Dalam Pasal 69 UU Pemerintahan Aceh dijelaskan bahwa pelantikan Gubernur/Wakil Gubernur terpilih dilakukan oleh Menteri Dalam Negeri atas nama Presiden di hadapan Ketua Mahkamah Syar’iyah Aceh dalam rapat paripurna DPRA. Sementara itu, pelantikan Bupati/Wakil Bupati dan Wali Kota/Wakil Wali Kota juga mengikuti prosedur serupa, di mana Gubernur melantik mereka atas nama Presiden.

“Persoalan pelantikan kepala daerah sebenarnya tidak sulit lagi, karena tidak ada gugatan hasil Pilkada di Mahkamah Konstitusi (MK), khususnya untuk Pilkada Banda Aceh. Jadi, mengapa pelantikan harus ditunda,” ujar Irwansyah kepada Dialeksis, Rabu (8/1/2025). 

Menurutnya, penundaan pelantikan berisiko menciptakan dinamika negatif yang dapat mengganggu proses pemerintahan di Banda Aceh. 

“Kita harus menghindari polemik yang kontra produktif. Banda Aceh sudah terlalu lama dipimpin oleh kepala daerah bukan definitif atau penjabat (Pj). Dalam dua tahun terakhir saja, sudah ada empat kali pergantian PJ walikota,” ungkapnya. 

Irwansyah menambahkan bahwa kondisi ini tidak sehat bagi daerah. Pergantian kepala daerah yang sering berpotensi mengganggu penataan anggaran dan sumber daya manusia (SDM), terutama ASN yang terlibat dalam proses pemerintahan.

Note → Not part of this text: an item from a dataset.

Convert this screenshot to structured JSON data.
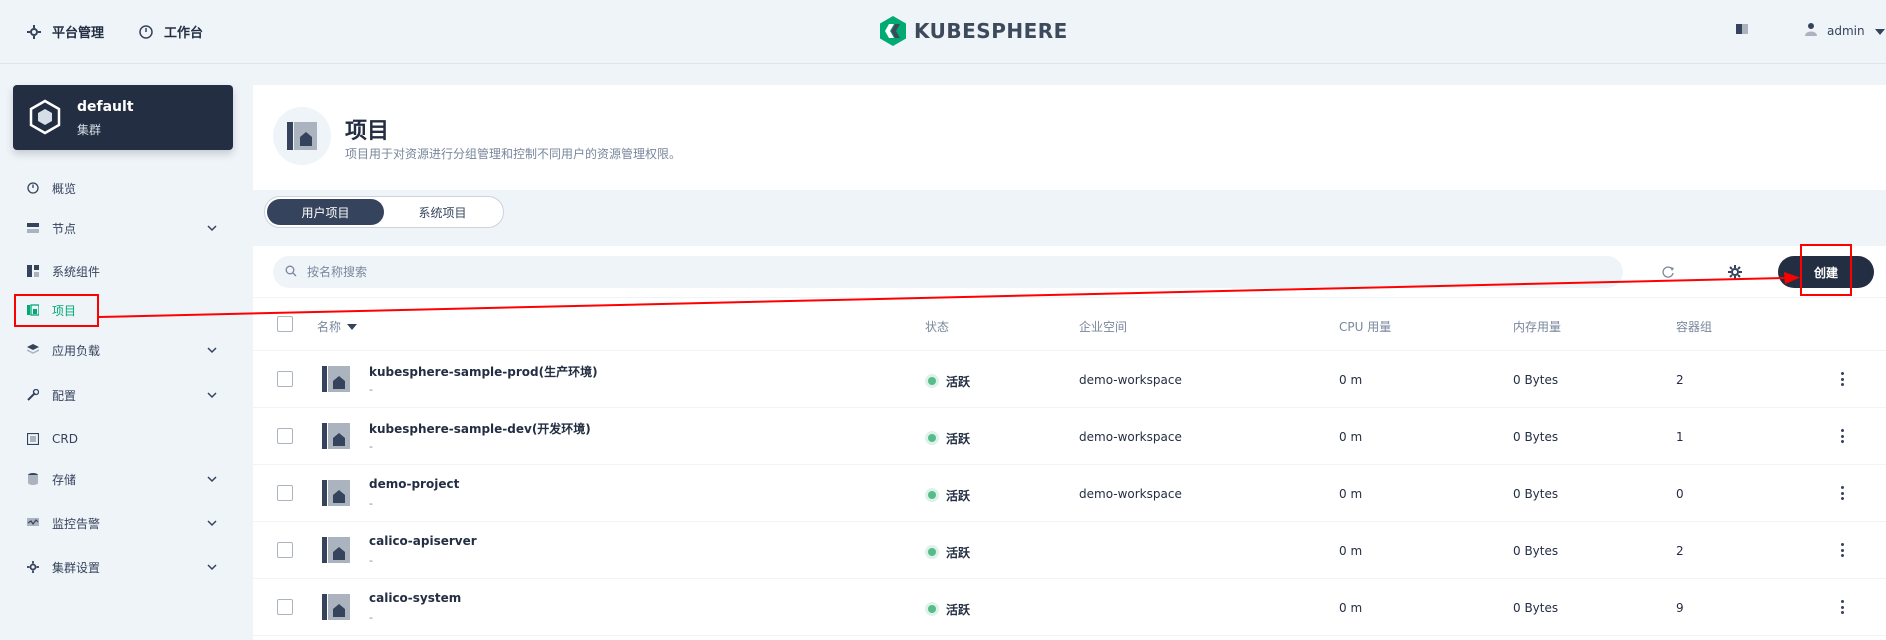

 “Jangan sampai penundaan pelantikan ini berlarut-larut dan memperburuk kondisi yang ada,” tambahnya.

Lebih lanjut, ia menegaskan pentingnya pelantikan tepat waktu agar kepala daerah terpilih memiliki waktu yang cukup untuk menata kembali postur anggaran dalam Anggaran Pendapatan dan Belanja Kota (APBK) 2025. 

Penundaan pelantikan, menurutnya, justru akan menghambat proses pembangunan daerah, karena Pj walikota memiliki keterbatasan dalam hal kewenangan dan kapasitas.

Irwansyah juga mengusulkan kepada Ketua Dewan Perwakilan Rakyat Aceh (DPRA) untuk mengkoordinasikan seluruh Ketua DPRK se-Aceh agar bersama-sama menghadap ke Mahkamah Konstitusi (MK) guna mempercepat penerbitan buku registrasi penetapan sengketa Pilkada. Selain itu, mereka juga meminta agar pelantikan kepala daerah di Aceh, terutama yang tidak terdapat sengketa, dapat segera dilaksanakan sesuai dengan jadwal awal.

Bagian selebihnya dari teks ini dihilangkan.